COWEN: But should the evaluators be fewer committees and more individuals? The people doing the work will always be groups, but committees, arguably, are more conservative. Should we have people with more dukedoms and fiefdoms? They just hand out money based on what they think?
BOYDEN: A committee of people who have multiple non-overlapping domains of knowledge can be quite productive.
But in economics and in other fields, it also seems like people are trying to make better maps of things and how they interact.
BOYDEN: One way to think of it is that, if a scientific topic is really popular and everybody’s doing it, then I don’t need to be part of that. What’s the benefit of being the 100,000th person working on something?
So I read a lot of old papers. I read a lot of things that might be forgotten because I think that there’s a lot of treasure hiding in plain sight. As we discussed earlier, optogenetics and expansion microscopy both begin from papers from other fields, some of which are quite old and which mostly had been ignored by other people.
I sometimes practice what I call failure rebooting. We tried something, or somebody else tried something, and it didn’t work. But you know what?
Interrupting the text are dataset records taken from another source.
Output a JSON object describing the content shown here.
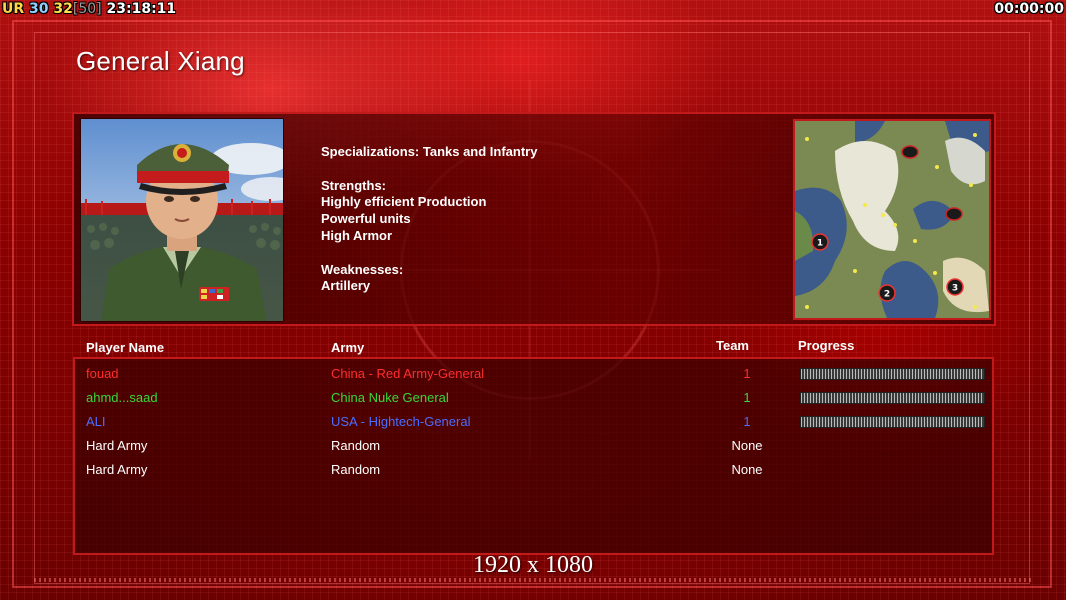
{
  "hud": {
    "ur": "UR",
    "fps": "30",
    "logic": "32",
    "limit": "[50]",
    "clock": "23:18:11",
    "timer": "00:00:00"
  },
  "general": {
    "name": "General Xiang",
    "spec_line": "Specializations: Tanks and Infantry",
    "strengths_title": "Strengths:",
    "strengths": [
      "Highly efficient Production",
      "Powerful units",
      "High Armor"
    ],
    "weaknesses_title": "Weaknesses:",
    "weaknesses": [
      "Artillery"
    ]
  },
  "minimap": {
    "start_positions": [
      "1",
      "2",
      "3"
    ]
  },
  "table": {
    "headers": {
      "player": "Player Name",
      "army": "Army",
      "team": "Team",
      "progress": "Progress"
    },
    "rows": [
      {
        "name": "fouad",
        "army": "China - Red Army-General",
        "team": "1",
        "color": "#ff2d2d",
        "progress": 1.0
      },
      {
        "name": "ahmd...saad",
        "army": "China Nuke General",
        "team": "1",
        "color": "#38d838",
        "progress": 1.0
      },
      {
        "name": "ALI",
        "army": "USA - Hightech-General",
        "team": "1",
        "color": "#4c6dff",
        "progress": 1.0
      },
      {
        "name": "Hard Army",
        "army": "Random",
        "team": "None",
        "color": "#ffffff"
      },
      {
        "name": "Hard Army",
        "army": "Random",
        "team": "None",
        "color": "#ffffff"
      }
    ]
  },
  "resolution": "1920 x 1080"
}
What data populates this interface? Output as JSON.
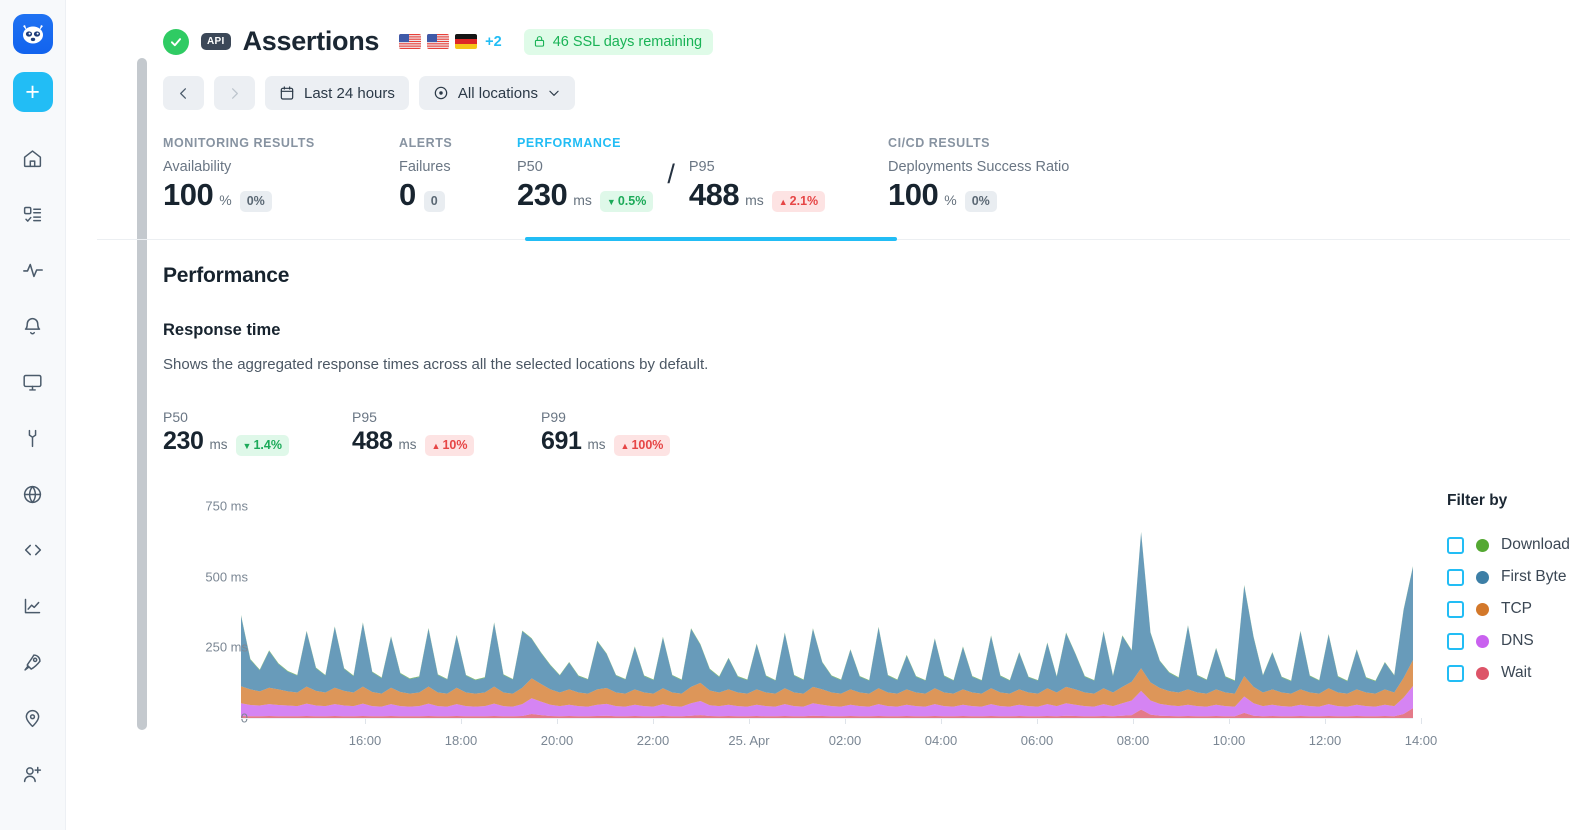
{
  "sidebar": {
    "logo_name": "raccoon-logo",
    "add_button_label": "+",
    "items": [
      {
        "name": "home-icon",
        "label": "Home"
      },
      {
        "name": "checklist-icon",
        "label": "Checks"
      },
      {
        "name": "pulse-icon",
        "label": "Monitoring"
      },
      {
        "name": "bell-icon",
        "label": "Alerts"
      },
      {
        "name": "monitor-icon",
        "label": "Dashboards"
      },
      {
        "name": "wrench-icon",
        "label": "Maintenance"
      },
      {
        "name": "globe-icon",
        "label": "Locations"
      },
      {
        "name": "code-icon",
        "label": "Code"
      },
      {
        "name": "chart-icon",
        "label": "Analytics"
      },
      {
        "name": "rocket-icon",
        "label": "Deployments"
      },
      {
        "name": "pin-icon",
        "label": "Private locations"
      },
      {
        "name": "add-user-icon",
        "label": "Invite user"
      }
    ]
  },
  "header": {
    "title": "Assertions",
    "api_badge": "API",
    "status": "passing",
    "flags": [
      "US",
      "US",
      "DE"
    ],
    "flags_more": "+2",
    "ssl_badge": "46 SSL days remaining"
  },
  "toolbar": {
    "prev_label": "‹",
    "next_label": "›",
    "date_range": "Last 24 hours",
    "locations": "All locations"
  },
  "stats": {
    "groups": [
      {
        "label": "MONITORING RESULTS",
        "active": false,
        "metrics": [
          {
            "sub": "Availability",
            "value": "100",
            "unit": "%",
            "chip": "0%",
            "chip_type": "grey"
          }
        ]
      },
      {
        "label": "ALERTS",
        "active": false,
        "metrics": [
          {
            "sub": "Failures",
            "value": "0",
            "unit": "",
            "chip": "0",
            "chip_type": "grey"
          }
        ]
      },
      {
        "label": "PERFORMANCE",
        "active": true,
        "metrics": [
          {
            "sub": "P50",
            "value": "230",
            "unit": "ms",
            "chip": "0.5%",
            "chip_type": "green",
            "arrow": "down"
          },
          {
            "sub": "P95",
            "value": "488",
            "unit": "ms",
            "chip": "2.1%",
            "chip_type": "red",
            "arrow": "up"
          }
        ],
        "separator": "/"
      },
      {
        "label": "CI/CD RESULTS",
        "active": false,
        "metrics": [
          {
            "sub": "Deployments Success Ratio",
            "value": "100",
            "unit": "%",
            "chip": "0%",
            "chip_type": "grey"
          }
        ]
      }
    ]
  },
  "content": {
    "section_title": "Performance",
    "subsection_title": "Response time",
    "description": "Shows the aggregated response times across all the selected locations by default.",
    "percentiles": [
      {
        "label": "P50",
        "value": "230",
        "unit": "ms",
        "chip": "1.4%",
        "chip_type": "green",
        "arrow": "down"
      },
      {
        "label": "P95",
        "value": "488",
        "unit": "ms",
        "chip": "10%",
        "chip_type": "red",
        "arrow": "up"
      },
      {
        "label": "P99",
        "value": "691",
        "unit": "ms",
        "chip": "100%",
        "chip_type": "red",
        "arrow": "up"
      }
    ]
  },
  "filter": {
    "title": "Filter by",
    "items": [
      {
        "label": "Download",
        "color": "#54a832",
        "checked": false
      },
      {
        "label": "First Byte",
        "color": "#3d7fa6",
        "checked": false
      },
      {
        "label": "TCP",
        "color": "#d3782a",
        "checked": false
      },
      {
        "label": "DNS",
        "color": "#c961ef",
        "checked": false
      },
      {
        "label": "Wait",
        "color": "#dd5468",
        "checked": false
      }
    ]
  },
  "chart_data": {
    "type": "area",
    "stacked": true,
    "title": "Response time",
    "xlabel": "",
    "ylabel": "ms",
    "ylim": [
      0,
      820
    ],
    "yticks": [
      0,
      250,
      500,
      750
    ],
    "ytick_labels": [
      "0",
      "250 ms",
      "500 ms",
      "750 ms"
    ],
    "grid": false,
    "legend_position": "right",
    "xtick_labels": [
      "16:00",
      "18:00",
      "20:00",
      "22:00",
      "25. Apr",
      "02:00",
      "04:00",
      "06:00",
      "08:00",
      "10:00",
      "12:00",
      "14:00"
    ],
    "xtick_positions": [
      202,
      298,
      394,
      490,
      586,
      682,
      778,
      874,
      970,
      1066,
      1162,
      1258
    ],
    "series": [
      {
        "name": "Wait",
        "color": "#dd5468",
        "values": [
          7,
          6,
          6,
          7,
          6,
          6,
          6,
          7,
          6,
          6,
          7,
          6,
          6,
          7,
          6,
          6,
          7,
          6,
          6,
          6,
          7,
          6,
          6,
          7,
          6,
          6,
          6,
          7,
          6,
          6,
          7,
          14,
          10,
          7,
          6,
          7,
          6,
          6,
          7,
          8,
          6,
          6,
          7,
          6,
          6,
          7,
          6,
          6,
          8,
          10,
          7,
          6,
          7,
          6,
          6,
          7,
          6,
          6,
          7,
          6,
          6,
          8,
          7,
          6,
          6,
          7,
          6,
          6,
          7,
          6,
          6,
          7,
          6,
          6,
          7,
          6,
          6,
          7,
          6,
          6,
          7,
          6,
          6,
          7,
          6,
          6,
          7,
          6,
          8,
          7,
          6,
          6,
          7,
          6,
          8,
          10,
          30,
          12,
          8,
          7,
          6,
          7,
          6,
          6,
          7,
          6,
          6,
          18,
          8,
          6,
          7,
          6,
          6,
          7,
          6,
          6,
          7,
          6,
          6,
          7,
          6,
          6,
          7,
          6,
          14,
          35
        ]
      },
      {
        "name": "DNS",
        "color": "#c961ef",
        "values": [
          45,
          40,
          38,
          42,
          40,
          38,
          36,
          44,
          38,
          36,
          42,
          38,
          36,
          44,
          36,
          34,
          42,
          36,
          34,
          36,
          44,
          36,
          34,
          42,
          36,
          34,
          36,
          44,
          36,
          34,
          42,
          56,
          48,
          40,
          36,
          40,
          36,
          34,
          40,
          42,
          36,
          34,
          40,
          36,
          34,
          42,
          36,
          34,
          44,
          50,
          38,
          36,
          40,
          36,
          34,
          40,
          36,
          34,
          42,
          36,
          34,
          44,
          40,
          36,
          34,
          40,
          36,
          34,
          42,
          36,
          34,
          40,
          36,
          34,
          42,
          36,
          34,
          40,
          36,
          34,
          42,
          36,
          34,
          40,
          36,
          34,
          42,
          36,
          44,
          40,
          36,
          34,
          42,
          36,
          44,
          52,
          66,
          50,
          42,
          38,
          36,
          40,
          36,
          34,
          40,
          36,
          34,
          58,
          44,
          36,
          40,
          36,
          34,
          40,
          36,
          34,
          42,
          36,
          34,
          40,
          36,
          34,
          40,
          36,
          58,
          78
        ]
      },
      {
        "name": "TCP",
        "color": "#d3782a",
        "values": [
          60,
          55,
          50,
          58,
          55,
          50,
          48,
          60,
          52,
          48,
          58,
          52,
          48,
          60,
          50,
          46,
          58,
          50,
          46,
          48,
          60,
          48,
          46,
          58,
          48,
          46,
          48,
          60,
          48,
          46,
          58,
          70,
          62,
          54,
          48,
          54,
          48,
          46,
          54,
          56,
          48,
          46,
          54,
          48,
          46,
          56,
          48,
          46,
          58,
          64,
          52,
          48,
          54,
          48,
          46,
          54,
          48,
          46,
          56,
          48,
          46,
          58,
          54,
          48,
          46,
          54,
          48,
          46,
          56,
          48,
          46,
          54,
          48,
          46,
          56,
          48,
          46,
          54,
          48,
          46,
          56,
          48,
          46,
          54,
          48,
          46,
          56,
          48,
          58,
          54,
          48,
          46,
          56,
          48,
          58,
          66,
          80,
          64,
          56,
          50,
          48,
          54,
          48,
          46,
          54,
          48,
          46,
          72,
          58,
          48,
          54,
          48,
          46,
          54,
          48,
          46,
          56,
          48,
          46,
          54,
          48,
          46,
          54,
          48,
          70,
          92
        ]
      },
      {
        "name": "First Byte",
        "color": "#3d7fa6",
        "values": [
          250,
          105,
          75,
          130,
          90,
          70,
          60,
          195,
          80,
          60,
          215,
          78,
          58,
          225,
          70,
          55,
          180,
          65,
          52,
          55,
          205,
          62,
          50,
          185,
          60,
          48,
          52,
          225,
          62,
          50,
          200,
          140,
          110,
          85,
          60,
          95,
          58,
          50,
          170,
          120,
          60,
          50,
          150,
          58,
          48,
          180,
          60,
          48,
          205,
          135,
          75,
          55,
          110,
          56,
          48,
          160,
          58,
          46,
          195,
          60,
          48,
          205,
          95,
          58,
          48,
          140,
          56,
          46,
          215,
          60,
          48,
          120,
          56,
          46,
          175,
          58,
          46,
          150,
          56,
          46,
          185,
          58,
          46,
          130,
          54,
          46,
          160,
          56,
          190,
          125,
          56,
          46,
          200,
          58,
          180,
          110,
          480,
          175,
          95,
          65,
          52,
          225,
          60,
          48,
          145,
          55,
          45,
          320,
          175,
          60,
          130,
          54,
          44,
          205,
          58,
          46,
          190,
          56,
          44,
          140,
          52,
          44,
          95,
          60,
          240,
          330
        ]
      },
      {
        "name": "Download",
        "color": "#54a832",
        "values": [
          2,
          2,
          2,
          2,
          2,
          2,
          2,
          2,
          2,
          2,
          2,
          2,
          2,
          2,
          2,
          2,
          2,
          2,
          2,
          2,
          2,
          2,
          2,
          2,
          2,
          2,
          2,
          2,
          2,
          2,
          2,
          2,
          2,
          2,
          2,
          2,
          2,
          2,
          2,
          2,
          2,
          2,
          2,
          2,
          2,
          2,
          2,
          2,
          2,
          2,
          2,
          2,
          2,
          2,
          2,
          2,
          2,
          2,
          2,
          2,
          2,
          2,
          2,
          2,
          2,
          2,
          2,
          2,
          2,
          2,
          2,
          2,
          2,
          2,
          2,
          2,
          2,
          2,
          2,
          2,
          2,
          2,
          2,
          2,
          2,
          2,
          2,
          2,
          2,
          2,
          2,
          2,
          2,
          2,
          2,
          2,
          2,
          2,
          2,
          2,
          2,
          2,
          2,
          2,
          2,
          2,
          2,
          2,
          2,
          2,
          2,
          2,
          2,
          2,
          2,
          2,
          2,
          2,
          2,
          2,
          2,
          2,
          2,
          2,
          2,
          2
        ]
      }
    ]
  }
}
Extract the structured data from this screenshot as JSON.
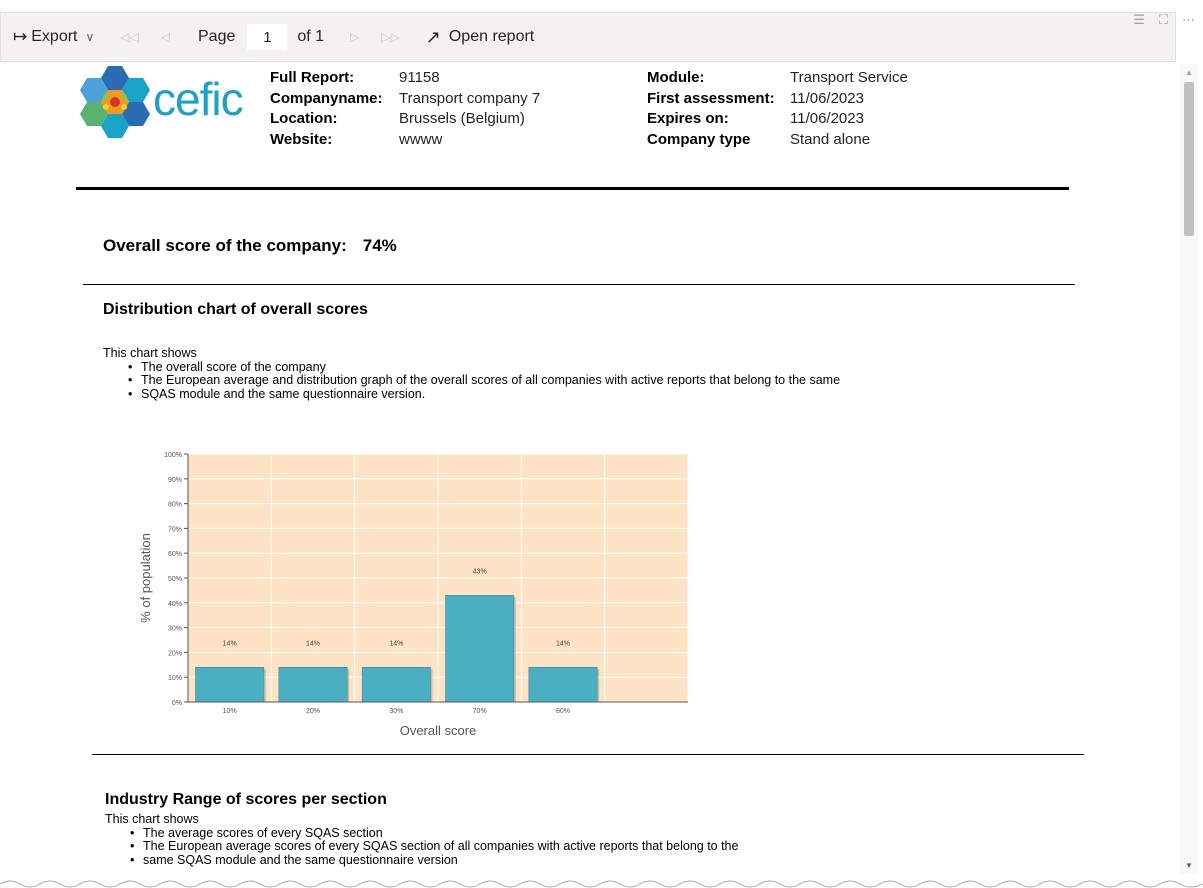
{
  "toolbar": {
    "export_label": "Export",
    "page_label": "Page",
    "page_value": "1",
    "of_label": "of 1",
    "open_report_label": "Open report"
  },
  "header": {
    "logo_text": "cefic",
    "left": [
      {
        "label": "Full Report:",
        "value": "91158"
      },
      {
        "label": "Companyname:",
        "value": "Transport company 7"
      },
      {
        "label": "Location:",
        "value": "Brussels (Belgium)"
      },
      {
        "label": "Website:",
        "value": "wwww"
      }
    ],
    "right": [
      {
        "label": "Module:",
        "value": "Transport Service"
      },
      {
        "label": "First assessment:",
        "value": "11/06/2023"
      },
      {
        "label": "Expires on:",
        "value": "11/06/2023"
      },
      {
        "label": "Company type",
        "value": "Stand alone"
      }
    ]
  },
  "overall": {
    "label": "Overall score of the company:",
    "value": "74%"
  },
  "distribution": {
    "title": "Distribution chart of overall scores",
    "intro": "This chart shows",
    "bullets": [
      "The overall score of the company",
      "The European average and distribution graph of the overall scores of all companies with active reports that belong to the same",
      "SQAS module and the same questionnaire version."
    ]
  },
  "industry": {
    "title": "Industry Range of scores per section",
    "intro": "This chart shows",
    "bullets": [
      "The average scores of every SQAS section",
      "The European average scores of every SQAS section of all companies with active reports that belong to the",
      "same SQAS module and the same questionnaire version"
    ]
  },
  "colors": {
    "bar": "#4bafc4",
    "plot_bg": "#fde3c4",
    "accent": "#1aa3c9"
  },
  "chart_data": {
    "type": "bar",
    "categories": [
      "10%",
      "20%",
      "30%",
      "70%",
      "80%"
    ],
    "values": [
      14,
      14,
      14,
      43,
      14
    ],
    "data_labels": [
      "14%",
      "14%",
      "14%",
      "43%",
      "14%"
    ],
    "xlabel": "Overall score",
    "ylabel": "% of population",
    "ylim": [
      0,
      100
    ],
    "yticks": [
      "0%",
      "10%",
      "20%",
      "30%",
      "40%",
      "50%",
      "60%",
      "70%",
      "80%",
      "90%",
      "100%"
    ],
    "grid": true
  }
}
Something happened that made the world different. Maybe somebody found a new gene. Maybe computers are faster. Maybe some other discovery from left field has changed how we think about things. And you know what? That old failed idea might be ready for prime time.
With optogenetics, people were trying to control brain cells with light going back to 1971. I was actually reading some earlier papers. There were people playing around with controlling brain cells with light going back to the 1940s. What is different? Well, this class of molecules that we put into neurons hadn’t been discovered yet.
COWEN: The same is true in economics, I think. Most of behavioral economics you find in Adam Smith and Pigou, who are centuries old.
BOYDEN: Wow. I almost think search engines like Google often are trying to look at the most popular things, and to advance science, what we almost need is a search engine for the most important unpopular things.
COWEN: Last question. As a researcher, what could and would you do with more money?
BOYDEN: Well, I’m always looking for new serendipitous things, connecting the dots between different fields. These ideas always seem a bit crazy and are hard to get funded. I see that both in my group but also in many other groups.
I think if I was given a pile of money right now, what I would like to do is to find a way — not just in our group but across many groups — to try to find those unfundable projects where, number one, if we think about the logic of it, “Hey, there’s a non-zero chance it could be revolutionary.”
Number two, we can really, in a finite amount of time, test the idea. And if it works, we can dynamically allocate more money to it. But if it doesn’t work, then we can de-allocate money to it.
I would like to go out and treasure hunt. Let’s look at the old literature. Let’s look at people who might be on the fringes of science, but they don’t have the right connections, like the people who I talked about earlier. They’re not quite in the right place to achieve the rapid scale-up of the project. But by connecting the dots between people and topics, you know what? We could design an amazing project together.